As AUT is in the process of monetising the value of the reserves, it is valued by the market by reference to that valuation.

Two years ago, before the company had provided any evidence that it could monetise the reserves, it was valued at a fraction of the current amount even though it had then a higher net acreage.
 
- AEF trading at discount to the Marathon metrics on a proven reserve basis:-
- Marathon's EUR assumptions significantly higher than AEF bookings:-
- Other Catalysts for AEF:-

Valuation:-

Based on the NSAI type curves and using the GMP price deck, we estimate the NPVs per well range in value from $1.2 million to $13.4 million based on the various type curves. With an inventory of ~900 (190 net) locations this
generates total value of $1.9 billion or $4.59 per share.

Two years ago, before the company had provided any evidence that it could monetise the reserves, it was valued at a fraction of the current amount even though it had then a higher net acreage.

Thank you to you both. Good logical arguments grounded in facts and numbers.
 
Thank you to you both. Good logical arguments grounded in facts and numbers.

skc

There is another point and that is that the leases are depreciating assets and need to be held by production. AUT is on course to do just that but Hilcorp had a lot of other acreage scattered around and it is possible that it did not itself have the wherewithal to drill in those other acreages, familiarise itself with the different formation characteristics and successfully hold those other leases by production.

Agentm has been recently mentioning that a number of O&G companies are struggling to drill to hold their acreage.

I didn't invest in AUT pre-Hilcorp for precisely that reason - I couldn't see how the company could secure and monetise its significant acreage. It was only once Hilcorp had proved that it could fracc and produce from the TCEI drilled wells that I bought in - February 2010.
 
What is going on with this today, Started well then big drops in price, recovers a little and then another big drop in price, The Marker depth has again turned around to the poor side since the recent run. Consolidation or is the shine wearing off?
 
What is going on with this today, Started well then big drops in price, recovers a little and then another big drop in price, The Marker depth has again turned around to the poor side since the recent run. Consolidation or is the shine wearing off?

If some buyers showed up it could easily take off again here, not many sellers on my screen they must all be above 3.55..
 
If you could see an hour into the future you'd have done pretty well on AUT today!

In my amateurish opinion, it seems pretty easy to see AUT quickly moving in either direction in the immediate future. Medium to long term I think the fundamentals will push us up, but it seems like there is trouble finding a comfortable price to sit at for now.
 

I'll admit there happens to be some decent information in all that hype, but I can't help but be disturbed to see the format in which people are increasingly wanting their information delivered in.
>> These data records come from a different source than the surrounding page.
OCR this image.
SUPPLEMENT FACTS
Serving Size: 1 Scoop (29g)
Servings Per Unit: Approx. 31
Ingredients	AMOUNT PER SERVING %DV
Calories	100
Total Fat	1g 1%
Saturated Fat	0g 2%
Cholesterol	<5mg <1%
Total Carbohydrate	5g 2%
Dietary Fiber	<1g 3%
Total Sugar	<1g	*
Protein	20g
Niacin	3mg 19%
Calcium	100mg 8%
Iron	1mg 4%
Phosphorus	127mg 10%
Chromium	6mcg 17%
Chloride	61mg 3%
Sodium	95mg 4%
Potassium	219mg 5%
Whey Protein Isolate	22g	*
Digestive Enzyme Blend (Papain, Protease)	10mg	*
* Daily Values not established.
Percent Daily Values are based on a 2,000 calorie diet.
I can't help but be reminded of the film "Idiocracy". Nothing solid to back the claims up... but he is using fierce body language and vocal tone, so I suppose it's all reliable information and advice.
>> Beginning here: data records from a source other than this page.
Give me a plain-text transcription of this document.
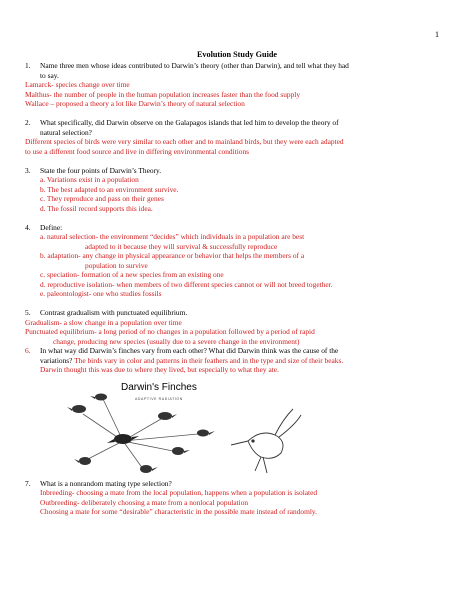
1
Evolution Study Guide
1.	Name three men whose ideas contributed to Darwin’s theory (other than Darwin), and tell what they had
to say.
Lamarck- species change over time
Malthus- the number of people in the human population increases faster than the food supply
Wallace – proposed a theory a lot like Darwin’s theory of natural selection
2.	What specifically, did Darwin observe on the Galapagos islands that led him to develop the theory of
natural selection?
Different species of birds were very similar to each other and to mainland birds, but they were each adapted
to use a different food source and live in differing environmental conditions
3.	State the four points of Darwin’s Theory.
a. Variations exist in a population
b. The best adapted to an environment survive.
c. They reproduce and pass on their genes
d. The fossil record supports this idea.
4.	Define:
a. natural selection- the environment “decides” which individuals in a population are best
adapted to it because they will survival & successfully reproduce
b. adaptation- any change in physical appearance or behavior that helps the members of a
population to survive
c. speciation- formation of a new species from an existing one
d. reproductive isolation- when members of two different species cannot or will not breed together.
e. paleontologist- one who studies fossils
5.	Contrast gradualism with punctuated equilibrium.
Gradualism- a slow change in a population over time
Punctuated equilibrium- a long period of no changes in a population followed by a period of rapid
change, producing new species (usually due to a severe change in the environment)
6.	In what way did Darwin’s finches vary from each other? What did Darwin think was the cause of the
variations? The birds vary in color and patterns in their feathers and in the type and size of their beaks.
Darwin thought this was due to where they lived, but especially to what they ate.
Darwin's Finches
ADAPTIVE RADIATION
7.	What is a nonrandom mating type selection?
Inbreeding- choosing a mate from the local population, happens when a population is isolated
Outbreeding- deliberately choosing a mate from a nonlocal population
Choosing a mate for some “desirable” characteristic in the possible mate instead of randomly.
I hope enough people keep a sufficient demand for calm, rational, thoughtful, logical discussion based on demonstrable facts and methodology.
 
Euroz speculative allocation of the MRO $3.5bn:

"...we assess that a large portion (circa 100k acres) of the Hilcorp acres lie within the ‘dead-oil’ zone (ie requiring artificial lift and corresponding high rates of decline and low EURs) or dry gas window (as per map above)...We highlight recent the CNOOC-Chesapeake and Reliance deals for similar areas, where-by prices paid were in the order of US$10k/acre blended average. Highlighting Marathon’s comments from the conference call regarding acreage quality, we assess that US$5k/acre was likely applied to the aforementioned 100k acres. Thus US$400-500m would apply to this portion, leaving US$3Bn applied to the residual.

This would underpin circa US$75k/acre for the net 40k acres. This would constitute an EV of US$1.2Bn for AUT’s 15.7k acres on this basis."